Every language has cases in which two or more concepts are expressed by the same word, such as the English word fly, which refers to both the act of flying and to the insect. By comparing patterns in these cases, which linguists call colexifications, across languages, researchers can gain insights into a wide range of issues, including human perception, language evolution, and language contact. The third installment of the CLICS database significantly increases the number of languages, concepts, and data sources available in earlier versions, allowing researchers to study colexifications on a global scale in unprecedented detail and depth.

With detailed computer-assisted workflows, CLICS facilitates the standardization of linguistic datasets and provides solutions to many of the persistent challenges in linguistic research. “While data aggregation was generally based on ad-hoc procedures in the past, our new workflows and guidelines for best practice are an important step to guarantee the reproducibility of linguistic research,” says Tiago Tresoldi.

Effectiveness of CLICS demonstrated in research applications

The ability of CLICS to provide new evidence to address cutting-edge questions in psychology and cognition has already been illustrated in a recent study published in Science, which concentrated on the world-wide coding of emotion concepts. The study compared colexification networks of words for emotion concepts from a global sample of languages, and revealed that the meanings of emotions vary greatly across language families.

“In this study, CLICS was used to study differences in the lexical coding of emotion in languages around the world, but the potential of the database is not limited to emotion concepts. Many more interesting questions can be tackled in the future,” says Johann-Mattis List.

New standards and workflows allow for the reproducible harvesting of global lexical data

Building on the new guidelines for standardized data formats in cross-linguistic research, which were first presented in 2018 (DOI: 10.1038/sdata.2018.205), the CLICS team was able to increase the amount of data from 300 language varieties and 1200 concepts in the original database to 3156 language varieties and 2906 concepts in the current installation. The new version also guarantees the reproducibility of the data aggregation process, conforming to best practices in research data management. “Thanks to the new standards and workflows we developed, our data is not only FAIR (findable, accessible, interoperable, and reproducible), but the process of lifting linguistic data from their original forms to our cross-linguistic standards is also much more efficient than in the past,” says Robert Forkel.
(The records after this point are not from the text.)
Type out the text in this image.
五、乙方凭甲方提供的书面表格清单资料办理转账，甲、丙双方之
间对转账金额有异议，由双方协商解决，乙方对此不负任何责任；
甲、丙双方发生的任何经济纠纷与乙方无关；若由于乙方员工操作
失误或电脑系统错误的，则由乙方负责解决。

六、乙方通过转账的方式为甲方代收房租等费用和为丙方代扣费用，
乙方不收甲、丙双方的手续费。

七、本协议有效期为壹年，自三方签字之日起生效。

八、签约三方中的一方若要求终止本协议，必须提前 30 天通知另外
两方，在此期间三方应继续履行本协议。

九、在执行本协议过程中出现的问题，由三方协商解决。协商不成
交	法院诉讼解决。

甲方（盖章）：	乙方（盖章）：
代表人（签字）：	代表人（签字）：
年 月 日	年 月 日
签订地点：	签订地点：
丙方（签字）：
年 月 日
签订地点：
The effectiveness of the workflow developed for CLICS has been tested and confirmed in various validation experiments involving a large range of scholars and students. Two different student tasks were conducted, resulting in the creation of new datasets and the progressive improvement of the existing data. Students were tasked with working through the different steps of data set creation described in the study, e.g. data extraction, data mapping (to reference catalogs), and identification of sources. “Having people from outside of the core team use and test your tools is essential and helps tremendously in fine-tuning all processes,” says Christoph Rzymski.

With CLICS and its workflow being accessible to a wider audience, scholars cannot only directly contribute to the database in the future; they can also profit from the established machinery and start their own targeted collections. “The number of linguists who actively use our standards and workflows is constantly increasing. We hope that the release of this new version of CLICS will propagate them further,” says Simon Greenhill.